Answer by the Tenant

The tenant has five days (exclusive of Saturdays, Sundays and holidays) after service of the summons to file any defenses. When depositing rent funds with the Clerk and Comptroller's office, the deposit must be in cash, money order, cashier's check, or a check drawn on an attorney's trust account. Clerk and Comptroller fees apply to the deposited amount, and are calculated at 3% for the first $500 and 1.5% for the remaining amount. Clerk and Comptroller fees may be paid by cash, money order, cashier's check, personal check (photo identification is required), or credit card. Please note that credit card transactions are subject to a 3.5% non-refundable fee accessed by a third party payment processor ( If an Answer is filed, the landlord must contact the Court to schedule a hearing. Once scheduled, a Notice of Hearing must be provided to the tenant and filed with the Clerk and Comptroller.


If the tenant fails to answer the summons, the landlord may file a Motion for Default, obtain a Final Judgment for Possession, and request the issuance of a Writ of Possession. These forms are all provided by the Clerk and Comptroller.

The Clerk and Comptroller is authorized to enter a Default upon the expiration of five business days after personal service on the tenant or, if service is by posting, five business days after service is effective, the date of posting or mailing, whichever occurs later. 

After entry of the Judgment and upon request, the Clerk and Comptroller will issue a Writ of Possession to the Sheriff commanding him to put the landlord in possession 24 hours after service on the tenant. The Writ must be served by the Sheriff. The fee for service by the Sheriff is $90.00.

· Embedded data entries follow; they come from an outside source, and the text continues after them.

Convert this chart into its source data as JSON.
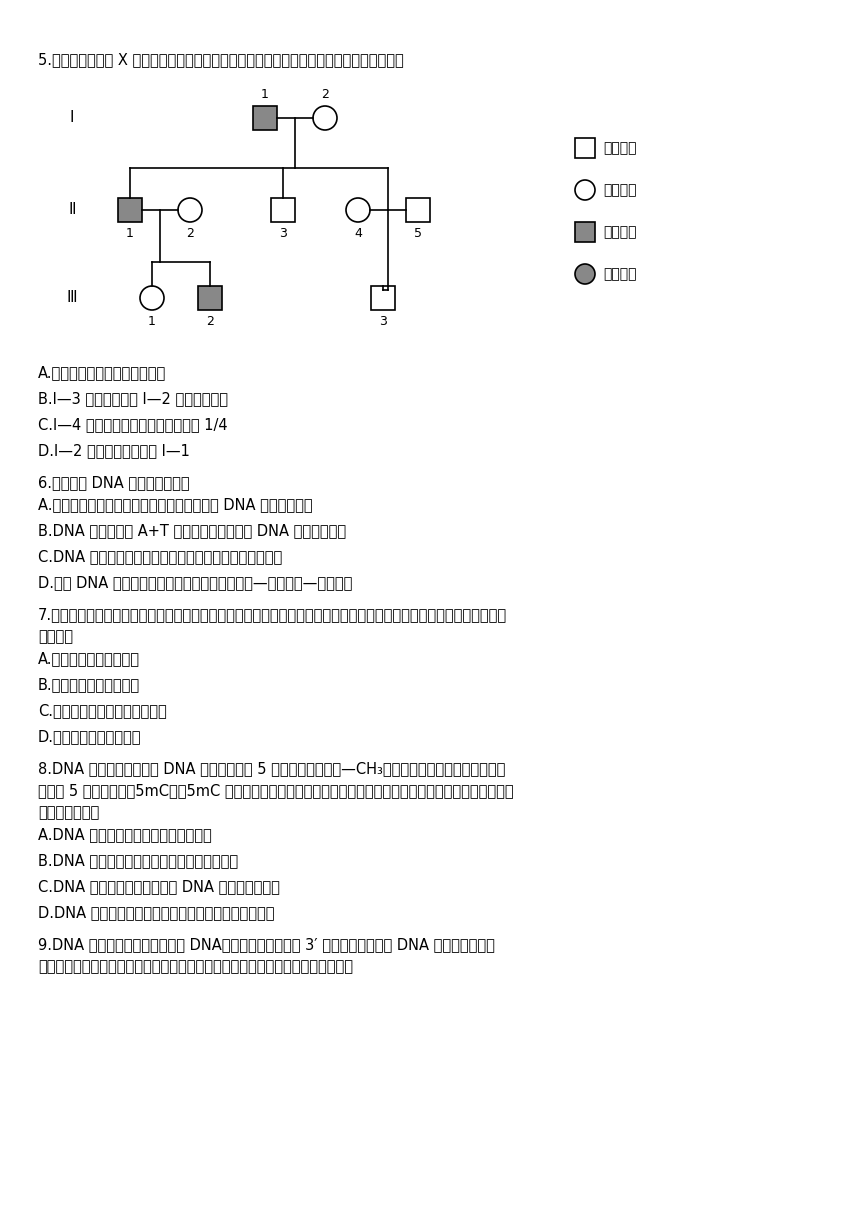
{
  "bg_color": "#ffffff",
  "q5": "5.已知血友病为伴 X 染色体隐性遗传病，下图为某血友病患者的家系图。有关分析错误的是",
  "a5": [
    "A.该病的遗传总是和性别相关联",
    "B.I—3 表现正常说明 I—2 不含致病基因",
    "C.I—4 生育出患血友病孩子的概率为 1/4",
    "D.I—2 的致病基因来自于 I—1"
  ],
  "q6": "6.下列关于 DNA 的叙述正确的是",
  "a6": [
    "A.不同类型肺炎链球菌致病性有差异的原因是 DNA 空间结构不同",
    "B.DNA 分子中碱基 A+T 的比例不同，体现了 DNA 分子的特异性",
    "C.DNA 复制过程中氢键的断裂和形成都需要相应酶的催化",
    "D.双链 DNA 分子中配对的两个碱基之间通过磷酸—脱氧核糖—磷酸连接"
  ],
  "q7": "7.新型冠状病毒侵染人体肺部细胞后，会在肺部细胞内部大量增殖。下列关于子代新型冠状病毒蛋白质外壳合成的描述，正确的是",
  "a7": [
    "A.原料来自人体肺部细胞",
    "B.能量来自新型冠状病毒",
    "C.场所是新型冠状病毒的核糖体",
    "D.模板来自人体肺部细胞"
  ],
  "q8": "8.DNA 的甲基化通常是指 DNA 链上胞嘧啶第 5 位碳原子和甲基（—CH₃）间的共价结合，胞嘧啶由此被修饰为 5 甲基胞嘧啶（5mC），5mC 仍然能够与鸟嘧啶互补配对，甲基化后可能对基因的表达产生影响。下列相关叙述错误的是",
  "a8": [
    "A.DNA 的甲基化后碱基序列未发生改变",
    "B.DNA 的甲基化都不利于细胞的正常生命活动",
    "C.DNA 的甲基化修饰可以通过 DNA 复制遗传给后代",
    "D.DNA 的甲基化通过调控基因的表达可能直接影响性状"
  ],
  "q9": "9.DNA 聚合酶不能从头开始合成 DNA，只能从已有片段的 3′ 端开始延伸，所以 DNA 复制过程中需要一小段核苷酸单链作为引物先与模板链互补配对，如下图所示。下列叙述错误的是",
  "legend": [
    {
      "label": "正常男性",
      "shape": "square",
      "color": "#ffffff"
    },
    {
      "label": "正常女性",
      "shape": "circle",
      "color": "#ffffff"
    },
    {
      "label": "男性患者",
      "shape": "square",
      "color": "#888888"
    },
    {
      "label": "女性患者",
      "shape": "circle",
      "color": "#888888"
    }
  ]
}
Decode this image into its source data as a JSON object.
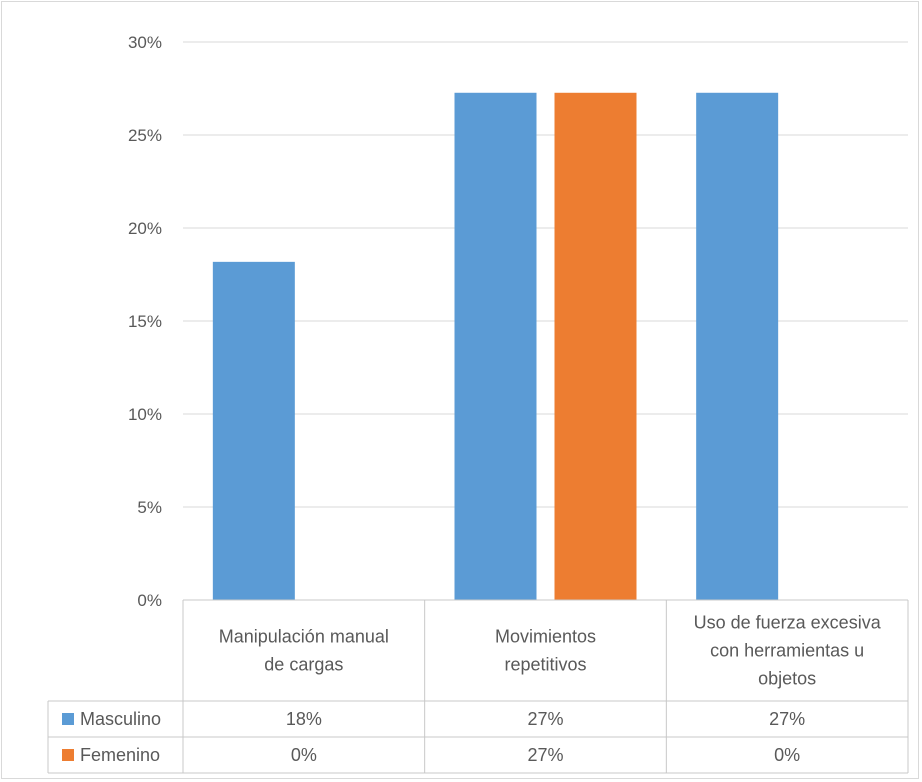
{
  "chart_data": {
    "type": "bar",
    "categories": [
      [
        "Manipulación manual",
        "de cargas"
      ],
      [
        "Movimientos",
        "repetitivos"
      ],
      [
        "Uso de fuerza excesiva",
        "con herramientas u",
        "objetos"
      ]
    ],
    "series": [
      {
        "name": "Masculino",
        "color": "#5b9bd5",
        "values": [
          0.1818,
          0.2727,
          0.2727
        ],
        "labels": [
          "18%",
          "27%",
          "27%"
        ]
      },
      {
        "name": "Femenino",
        "color": "#ed7d31",
        "values": [
          0,
          0.2727,
          0
        ],
        "labels": [
          "0%",
          "27%",
          "0%"
        ]
      }
    ],
    "ylim": [
      0,
      0.3
    ],
    "yticks": [
      "0%",
      "5%",
      "10%",
      "15%",
      "20%",
      "25%",
      "30%"
    ],
    "grid": true,
    "legend": "data-table"
  }
}
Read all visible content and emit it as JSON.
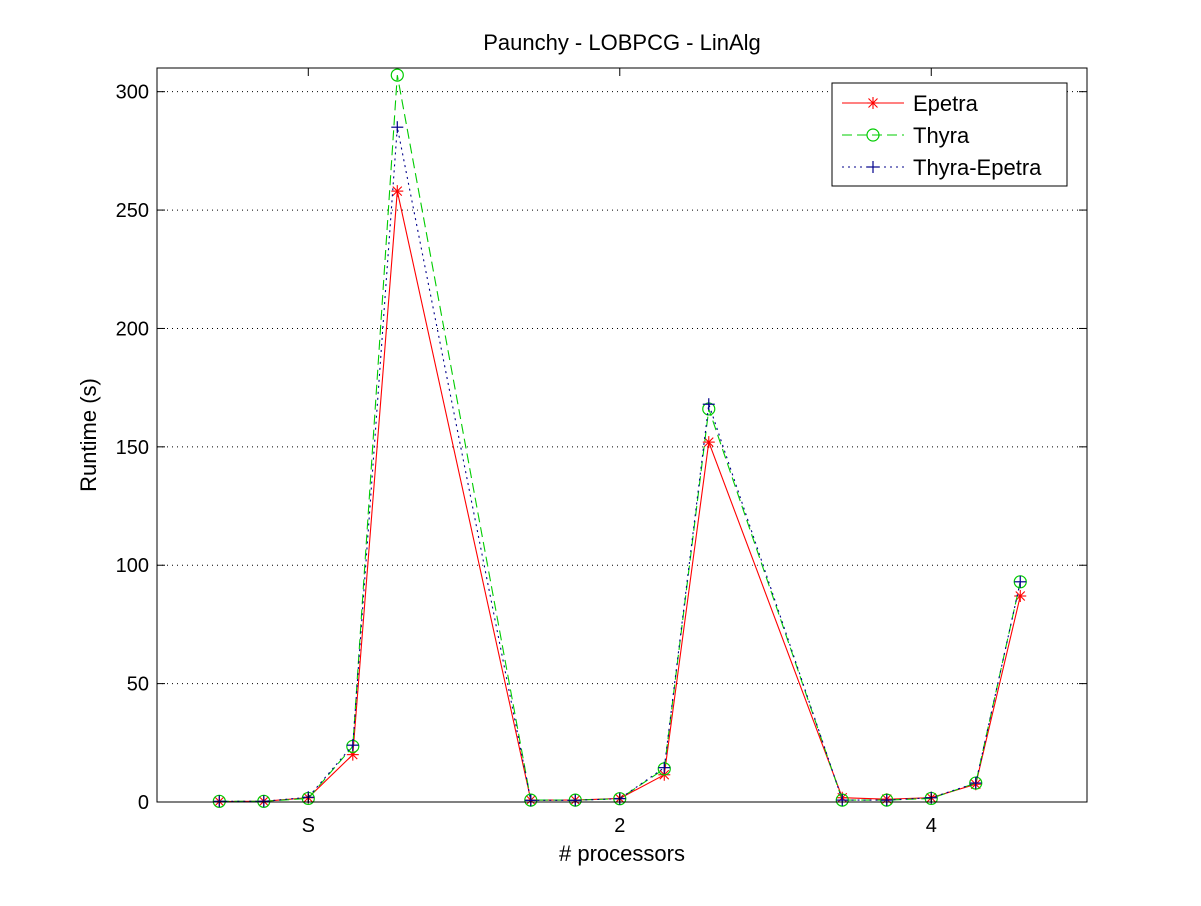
{
  "chart_data": {
    "type": "line",
    "title": "Paunchy - LOBPCG - LinAlg",
    "xlabel": "# processors",
    "ylabel": "Runtime (s)",
    "ylim": [
      0,
      310
    ],
    "yticks": [
      0,
      50,
      100,
      150,
      200,
      250,
      300
    ],
    "grid": "horizontal-dotted",
    "legend_position": "top-right",
    "groups": [
      "S",
      "2",
      "4"
    ],
    "x": [
      1,
      2,
      3,
      4,
      5,
      8,
      9,
      10,
      11,
      12,
      15,
      16,
      17,
      18,
      19
    ],
    "xlim": [
      -0.4,
      20.5
    ],
    "xtick_positions": [
      3,
      10,
      17
    ],
    "series": [
      {
        "name": "Epetra",
        "color": "#ff0000",
        "line_style": "solid",
        "marker": "asterisk",
        "values": [
          0.2,
          0.3,
          1.8,
          20,
          258,
          0.8,
          0.8,
          1.5,
          11.5,
          152,
          1.8,
          1.2,
          1.8,
          7.5,
          87
        ]
      },
      {
        "name": "Thyra",
        "color": "#00cc00",
        "line_style": "dashed",
        "marker": "circle",
        "values": [
          0.3,
          0.3,
          1.5,
          23.5,
          307,
          0.8,
          0.8,
          1.4,
          14,
          166,
          0.8,
          0.8,
          1.5,
          8,
          93
        ]
      },
      {
        "name": "Thyra-Epetra",
        "color": "#00008b",
        "line_style": "dotted",
        "marker": "plus",
        "values": [
          0.3,
          0.3,
          2,
          24,
          285,
          0.7,
          0.7,
          1.4,
          14.5,
          168,
          0.8,
          0.8,
          1.8,
          8,
          93
        ]
      }
    ]
  }
}
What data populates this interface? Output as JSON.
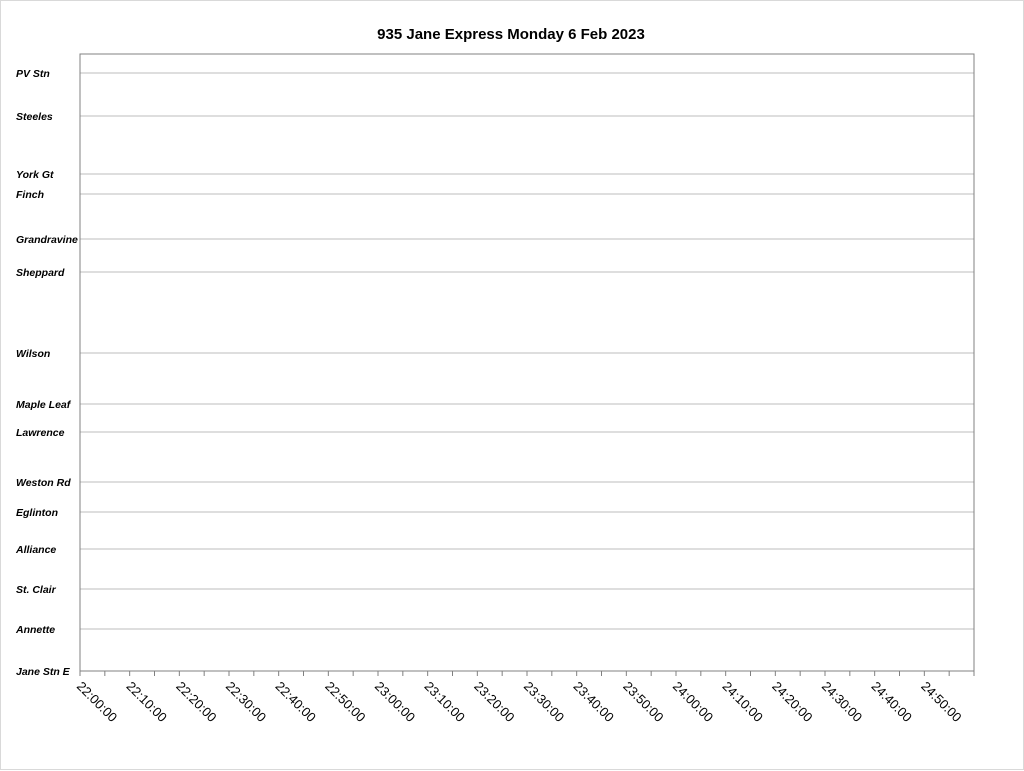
{
  "chart_data": {
    "type": "line",
    "title": "935 Jane Express Monday 6 Feb 2023",
    "xlabel": "",
    "ylabel": "",
    "xlim": [
      "22:00:00",
      "25:00:00"
    ],
    "x_tick_labels": [
      "22:00:00",
      "22:10:00",
      "22:20:00",
      "22:30:00",
      "22:40:00",
      "22:50:00",
      "23:00:00",
      "23:10:00",
      "23:20:00",
      "23:30:00",
      "23:40:00",
      "23:50:00",
      "24:00:00",
      "24:10:00",
      "24:20:00",
      "24:30:00",
      "24:40:00",
      "24:50:00"
    ],
    "x_minor_tick_interval_minutes": 5,
    "y_categories": [
      "PV Stn",
      "Steeles",
      "York Gt",
      "Finch",
      "Grandravine",
      "Sheppard",
      "Wilson",
      "Maple Leaf",
      "Lawrence",
      "Weston Rd",
      "Eglinton",
      "Alliance",
      "St. Clair",
      "Annette",
      "Jane Stn E"
    ],
    "series": [],
    "grid": true,
    "colors": {
      "frame": "#808080",
      "grid": "#a6a6a6"
    }
  }
}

You may decide at any time to dismiss the proceedings. If you do so, it will not affect your right to start new proceedings if your tenant again fails to pay the rent on time. If you do dismiss the proceedings, and a hearing has been scheduled, you must notify the Judge before the final hearing date, so that the Judge can use the time for other proceedings. 

Case Closure

Pursuant to 12th Judicial Circuit Administrative Order 2018-13.1, county eviction cases in which a completed Consent to Case Closure after 90 Days of Inactivity form has been filed will be administratively closed after 90 days of inactivity. A party seeking to reopen a case that has been administratively closed per the Administrative Order will need to file a motion to return the case to an open or active status, including an explanation for the prolonged inactivity, and a fee to reopen the case will be required. For cases without such a consent form file, the Court can schedule a Lack of Prosecution hearing after a period of inactivity.

Filing Fees

The eviction filing fee is payable in cash, by check (with proper identification provided, and made payable to the Clerk of the Circuit Court and County Comptroller) or by credit card. Please note that credit card transactions are subject to a 3.5% non-refundable fee accessed by a third party payment processor ( There is also a separate fee for service of the summons. If you choose to use the Sheriff's Office for this service, the cost is $40.00 per tenant (payable to the Sheriff of Sarasota County). Private process servers can also be hired, and their fees vary. If posting a notice becomes necessary, there may be additional costs for copying and mailing.